Lorenzaccio de Musset
Notice
Reportage sur la mise en scène de Lorenzaccio de Musset par Jean-Pierre Vincent présenté dans la Cour d'Honneur du Palais des Papes lors du Festival d'Avignon en 2000. Vue des répétitions et interview de Jérôme Kircher et de Jean-Pierre Vincent.
Éclairage
Lorenzaccio met en scènes les arcanes du pouvoir et les dissensions politiques qui agitent l'Italie du XVIe siècle. Lorenzo, un jeune idéaliste, veut renverser son cousin Alexandre de Médicis, qui règne en tyran sur Florence, pour restaurer un régime républicain. Lorenzo, qui agit en solitaire, assassine son cousin mais échoue dans sa tentative de putsch. Il s'est changé en paria débauché et sera lui aussi assassiné.
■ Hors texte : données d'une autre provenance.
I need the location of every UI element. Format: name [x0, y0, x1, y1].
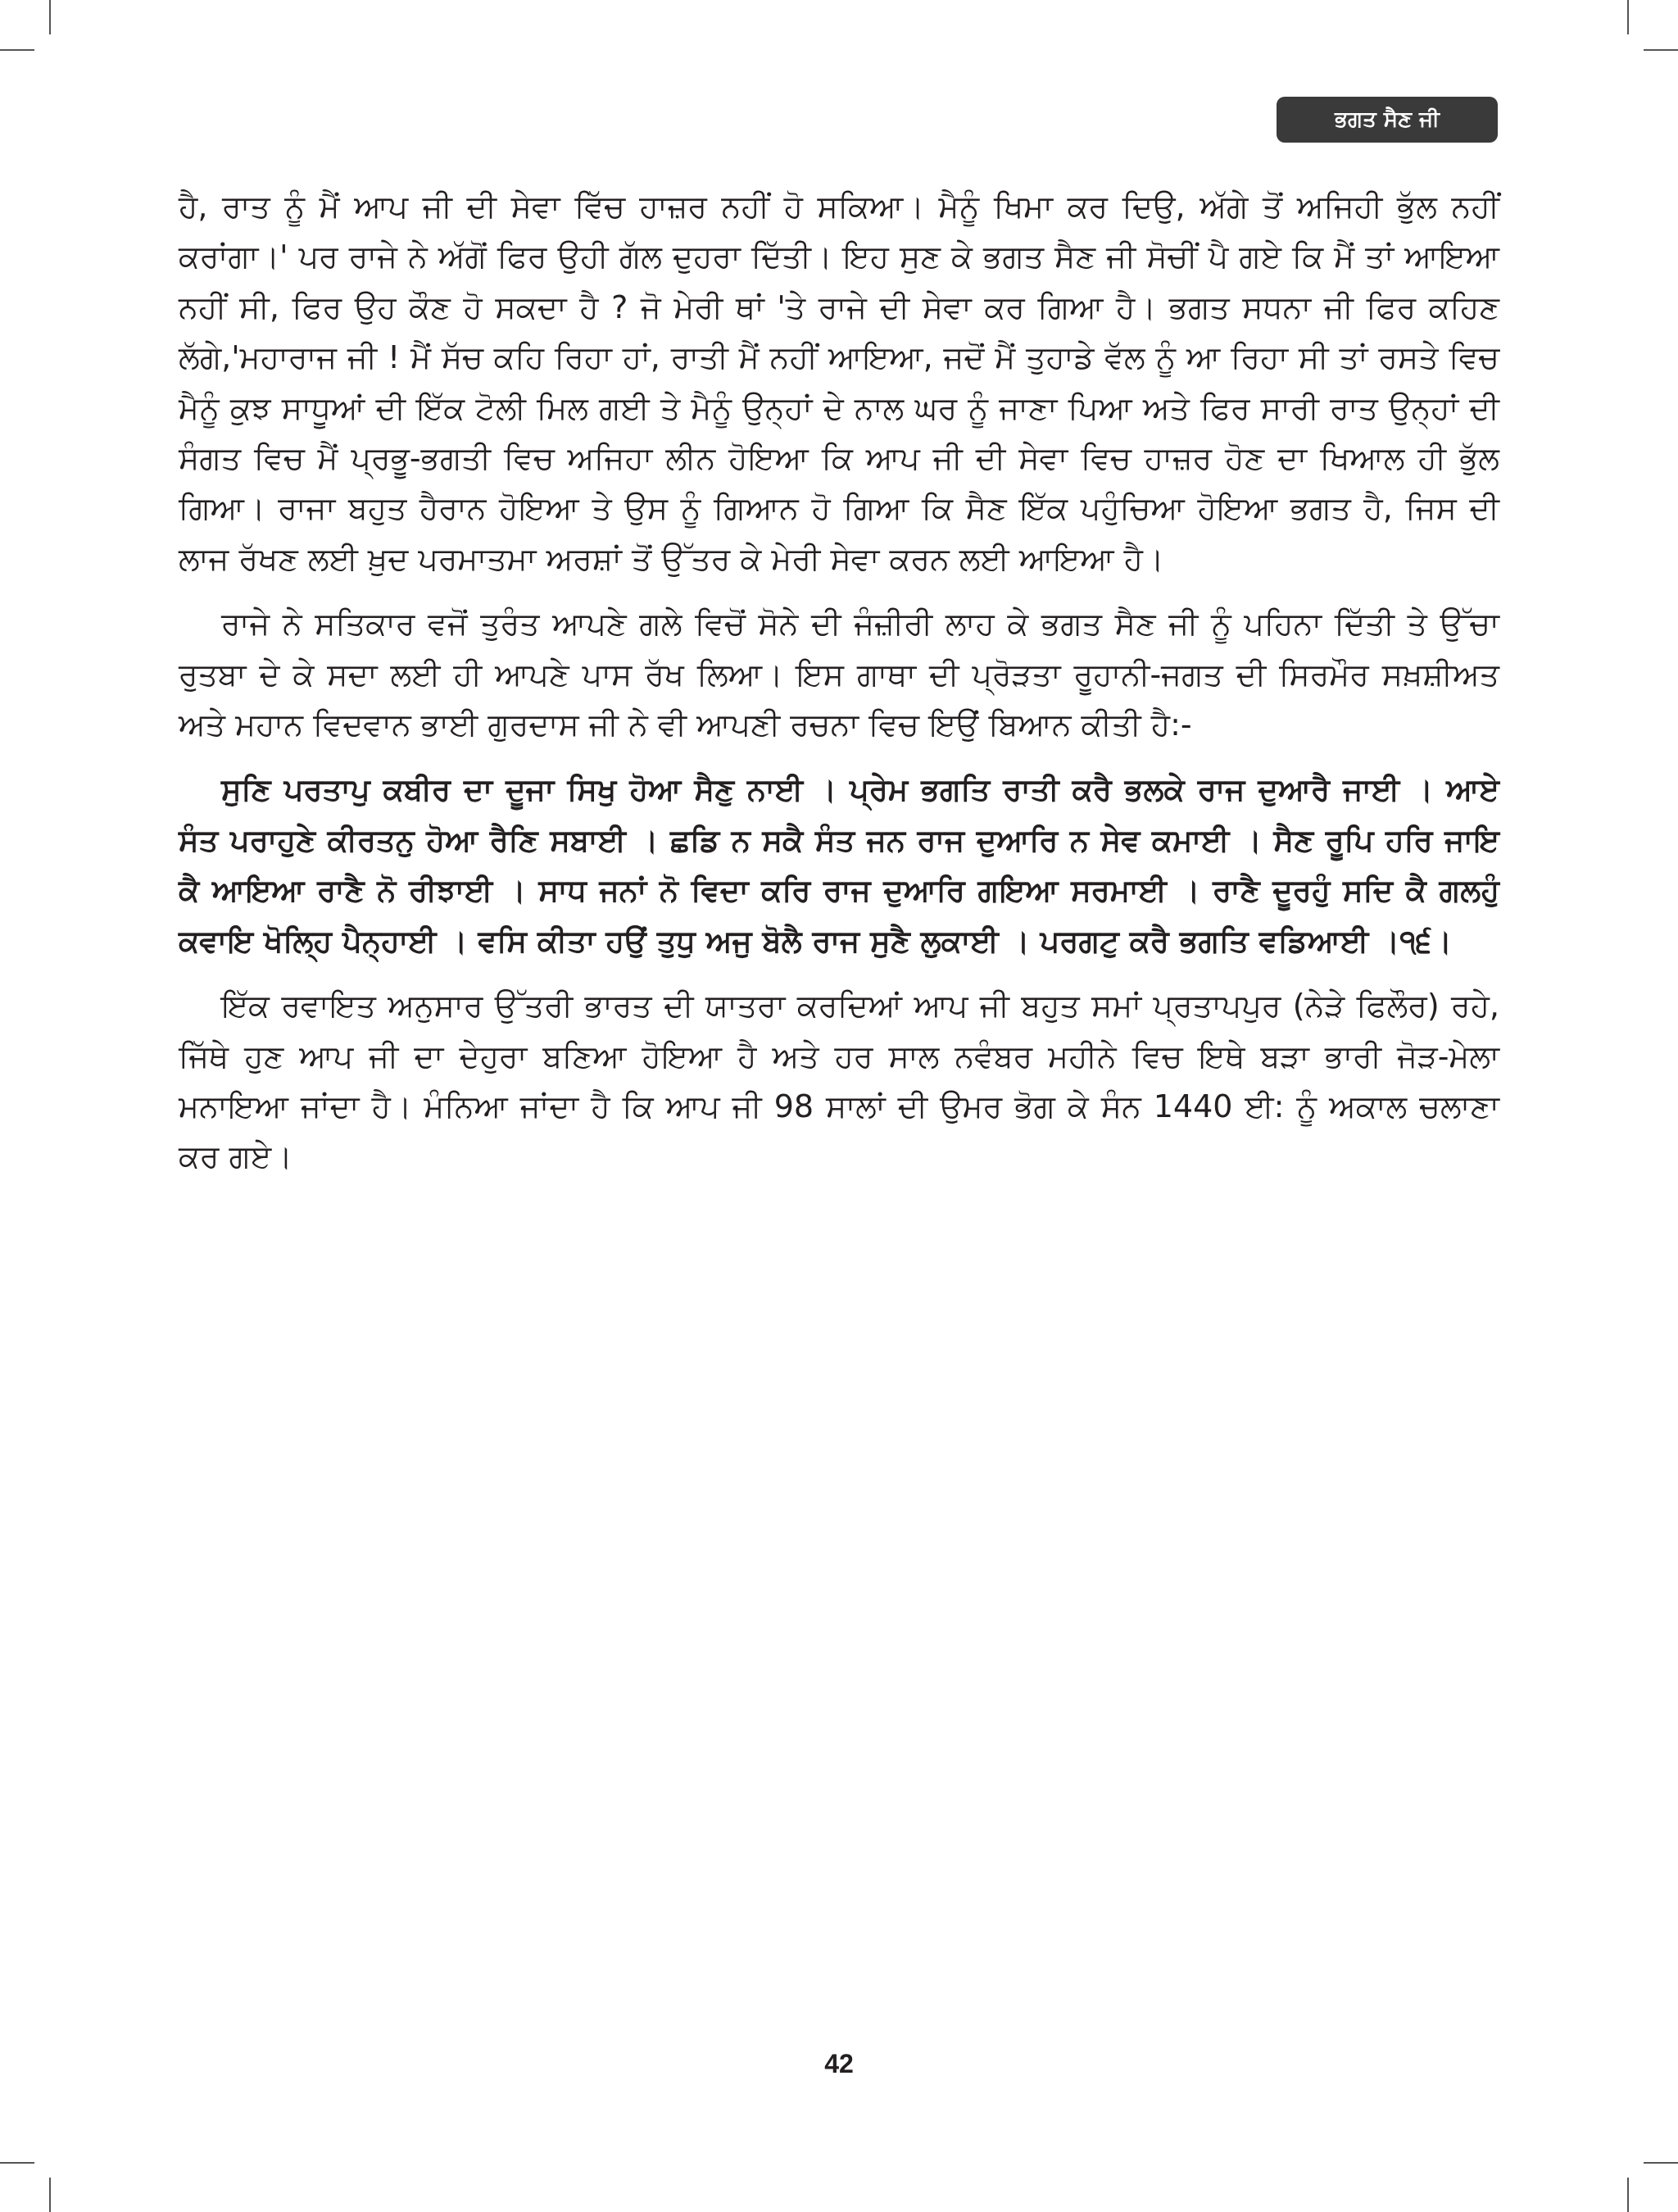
body-paragraph: ਇੱਕ ਰਵਾਇਤ ਅਨੁਸਾਰ ਉੱਤਰੀ ਭਾਰਤ ਦੀ ਯਾਤਰਾ ਕਰਦਿਆਂ ਆਪ ਜੀ ਬਹੁਤ ਸਮਾਂ ਪ੍ਰਤਾਪਪੁਰ (ਨੇੜੇ ਫਿਲੌਰ) ਰਹੇ, ਜਿੱਥੇ ਹੁਣ ਆਪ ਜੀ ਦਾ ਦੇਹੁਰਾ ਬਣਿਆ ਹੋਇਆ ਹੈ ਅਤੇ ਹਰ ਸਾਲ ਨਵੰਬਰ ਮਹੀਨੇ ਵਿਚ ਇਥੇ ਬੜਾ ਭਾਰੀ ਜੋੜ-ਮੇਲਾ ਮਨਾਇਆ ਜਾਂਦਾ ਹੈ। ਮੰਨਿਆ ਜਾਂਦਾ ਹੈ ਕਿ ਆਪ ਜੀ 98 ਸਾਲਾਂ ਦੀ ਉਮਰ ਭੋਗ ਕੇ ਸੰਨ 1440 ਈ: ਨੂੰ ਅਕਾਲ ਚਲਾਣਾ ਕਰ ਗਏ।: [179, 988, 1499, 1175]
crop-mark-bottom-left-vertical: [49, 2178, 51, 2212]
crop-mark-bottom-right-vertical: [1627, 2178, 1629, 2212]
crop-mark-top-left-horizontal: [0, 49, 34, 51]
running-header-badge: ਭਗਤ ਸੈਣ ਜੀ: [1277, 97, 1498, 143]
crop-mark-top-left-vertical: [49, 0, 51, 34]
crop-mark-bottom-right-horizontal: [1644, 2162, 1678, 2164]
body-paragraph: ਰਾਜੇ ਨੇ ਸਤਿਕਾਰ ਵਜੋਂ ਤੁਰੰਤ ਆਪਣੇ ਗਲੇ ਵਿਚੋਂ ਸੋਨੇ ਦੀ ਜੰਜ਼ੀਰੀ ਲਾਹ ਕੇ ਭਗਤ ਸੈਣ ਜੀ ਨੂੰ ਪਹਿਨਾ ਦਿੱਤੀ ਤੇ ਉੱਚਾ ਰੁਤਬਾ ਦੇ ਕੇ ਸਦਾ ਲਈ ਹੀ ਆਪਣੇ ਪਾਸ ਰੱਖ ਲਿਆ। ਇਸ ਗਾਥਾ ਦੀ ਪ੍ਰੋੜਤਾ ਰੂਹਾਨੀ-ਜਗਤ ਦੀ ਸਿਰਮੌਰ ਸਖ਼ਸ਼ੀਅਤ ਅਤੇ ਮਹਾਨ ਵਿਦਵਾਨ ਭਾਈ ਗੁਰਦਾਸ ਜੀ ਨੇ ਵੀ ਆਪਣੀ ਰਚਨਾ ਵਿਚ ਇਉਂ ਬਿਆਨ ਕੀਤੀ ਹੈ:-: [179, 606, 1499, 743]
page-number: 42: [824, 2049, 854, 2078]
page-body: [179, 182, 1499, 1183]
body-paragraph: ਹੈ, ਰਾਤ ਨੂੰ ਮੈਂ ਆਪ ਜੀ ਦੀ ਸੇਵਾ ਵਿੱਚ ਹਾਜ਼ਰ ਨਹੀਂ ਹੋ ਸਕਿਆ। ਮੈਨੂੰ ਖਿਮਾ ਕਰ ਦਿਉ, ਅੱਗੇ ਤੋਂ ਅਜਿਹੀ ਭੁੱਲ ਨਹੀਂ ਕਰਾਂਗਾ।' ਪਰ ਰਾਜੇ ਨੇ ਅੱਗੋਂ ਫਿਰ ਉਹੀ ਗੱਲ ਦੁਹਰਾ ਦਿੱਤੀ। ਇਹ ਸੁਣ ਕੇ ਭਗਤ ਸੈਣ ਜੀ ਸੋਚੀਂ ਪੈ ਗਏ ਕਿ ਮੈਂ ਤਾਂ ਆਇਆ ਨਹੀਂ ਸੀ, ਫਿਰ ਉਹ ਕੌਣ ਹੋ ਸਕਦਾ ਹੈ ? ਜੋ ਮੇਰੀ ਥਾਂ 'ਤੇ ਰਾਜੇ ਦੀ ਸੇਵਾ ਕਰ ਗਿਆ ਹੈ। ਭਗਤ ਸਧਨਾ ਜੀ ਫਿਰ ਕਹਿਣ ਲੱਗੇ,'ਮਹਾਰਾਜ ਜੀ ! ਮੈਂ ਸੱਚ ਕਹਿ ਰਿਹਾ ਹਾਂ, ਰਾਤੀ ਮੈਂ ਨਹੀਂ ਆਇਆ, ਜਦੋਂ ਮੈਂ ਤੁਹਾਡੇ ਵੱਲ ਨੂੰ ਆ ਰਿਹਾ ਸੀ ਤਾਂ ਰਸਤੇ ਵਿਚ ਮੈਨੂੰ ਕੁਝ ਸਾਧੂਆਂ ਦੀ ਇੱਕ ਟੋਲੀ ਮਿਲ ਗਈ ਤੇ ਮੈਨੂੰ ਉਨ੍ਹਾਂ ਦੇ ਨਾਲ ਘਰ ਨੂੰ ਜਾਣਾ ਪਿਆ ਅਤੇ ਫਿਰ ਸਾਰੀ ਰਾਤ ਉਨ੍ਹਾਂ ਦੀ ਸੰਗਤ ਵਿਚ ਮੈਂ ਪ੍ਰਭੂ-ਭਗਤੀ ਵਿਚ ਅਜਿਹਾ ਲੀਨ ਹੋਇਆ ਕਿ ਆਪ ਜੀ ਦੀ ਸੇਵਾ ਵਿਚ ਹਾਜ਼ਰ ਹੋਣ ਦਾ ਖਿਆਲ ਹੀ ਭੁੱਲ ਗਿਆ। ਰਾਜਾ ਬਹੁਤ ਹੈਰਾਨ ਹੋਇਆ ਤੇ ਉਸ ਨੂੰ ਗਿਆਨ ਹੋ ਗਿਆ ਕਿ ਸੈਣ ਇੱਕ ਪਹੁੰਚਿਆ ਹੋਇਆ ਭਗਤ ਹੈ, ਜਿਸ ਦੀ ਲਾਜ ਰੱਖਣ ਲਈ ਖ਼ੁਦ ਪਰਮਾਤਮਾ ਅਰਸ਼ਾਂ ਤੋਂ ਉੱਤਰ ਕੇ ਮੇਰੀ ਸੇਵਾ ਕਰਨ ਲਈ ਆਇਆ ਹੈ।: [179, 188, 1499, 577]
quoted-verse: ਸੁਣਿ ਪਰਤਾਪੁ ਕਬੀਰ ਦਾ ਦੂਜਾ ਸਿਖੁ ਹੋਆ ਸੈਣੁ ਨਾਈ । ਪ੍ਰੇਮ ਭਗਤਿ ਰਾਤੀ ਕਰੈ ਭਲਕੇ ਰਾਜ ਦੁਆਰੈ ਜਾਈ । ਆਏ ਸੰਤ ਪਰਾਹੁਣੇ ਕੀਰਤਨੁ ਹੋਆ ਰੈਣਿ ਸਬਾਈ । ਛਡਿ ਨ ਸਕੈ ਸੰਤ ਜਨ ਰਾਜ ਦੁਆਰਿ ਨ ਸੇਵ ਕਮਾਈ । ਸੈਣ ਰੂਪਿ ਹਰਿ ਜਾਇ ਕੈ ਆਇਆ ਰਾਣੈ ਨੋ ਰੀਝਾਈ । ਸਾਧ ਜਨਾਂ ਨੋ ਵਿਦਾ ਕਰਿ ਰਾਜ ਦੁਆਰਿ ਗਇਆ ਸਰਮਾਈ । ਰਾਣੈ ਦੂਰਹੁੰ ਸਦਿ ਕੈ ਗਲਹੁੰ ਕਵਾਇ ਖੋਲ੍ਹਿ ਪੈਨ੍ਹਾਈ । ਵਸਿ ਕੀਤਾ ਹਉਂ ਤੁਧੁ ਅਜੁ ਬੋਲੈ ਰਾਜ ਸੁਣੈ ਲੁਕਾਈ । ਪਰਗਟੁ ਕਰੈ ਭਗਤਿ ਵਡਿਆਈ ।੧੬।: [179, 772, 1499, 959]
crop-mark-top-right-vertical: [1627, 0, 1629, 34]
crop-mark-top-right-horizontal: [1644, 49, 1678, 51]
crop-mark-bottom-left-horizontal: [0, 2162, 34, 2164]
Musset fait de son personnage un héros controversé, à la fois incarnation de la fougue romantique, en proie aux passions les plus violentes et aux rêves les plus fous, et personnage au destin scellé par avance, comme dans les tragédies shakespeariennes. La pièce, si elle prend ancrage dans l'Italie de la Renaissance, comporte quelques entorses par rapport à la vérité historique et à la véritable histoire des Médicis à Florence, mais il est vraisemblable qu'à travers ces écarts Musset ait non seulement voulu faire écho à la situation de son temps en évoquant entre les lignes l'agitation qui menace le pouvoir lors des « journées révolutionnaires » de 1830 (ce qui lui vaudra des démêlés avec la censure), mais aussi faire de ce drame le porte-étendard des grandes idées formelles romantiques. Musset en effet ne se conforme pas à l'idée d'une pièce construite selon les conventions classiques d'unité de lieu, de temps et d'action. Le déroulement chronologique de Lorenzaccio montre à l'inverse des effets d'étirement ou de resserrement temporel, une action ténue, un goût pour la multiplication des événements, un récit compliqué par plusieurs fils d'intrigue menés de front. La pièce dit de façon péremptoire le désir de Musset de travailler sur la simultanéité des actions et de s'écarter, par conséquent, de toute considération d'ordre scénique. Comment représenter l'entremêlement des situations, comment représenter surtout la soixantaine de décors qui font l'espace de la pièce ? Ces questions, Musset les balaye d'un revers de main en pratiquant le montage à la manière d'un cinéaste : les coupes et les discontinuités font sens, elles organisent des parallélismes, donnent à comparer les situations entre elles (acte II). La pièce n'attend pas nécessairement sa résolution sur le plateau, mais devient représentative de ces projets ambitieux de l'école romantique, trop grands pour la scène, et par conséquent, « à lire dans un fauteuil », selon la célèbre expression de Musset.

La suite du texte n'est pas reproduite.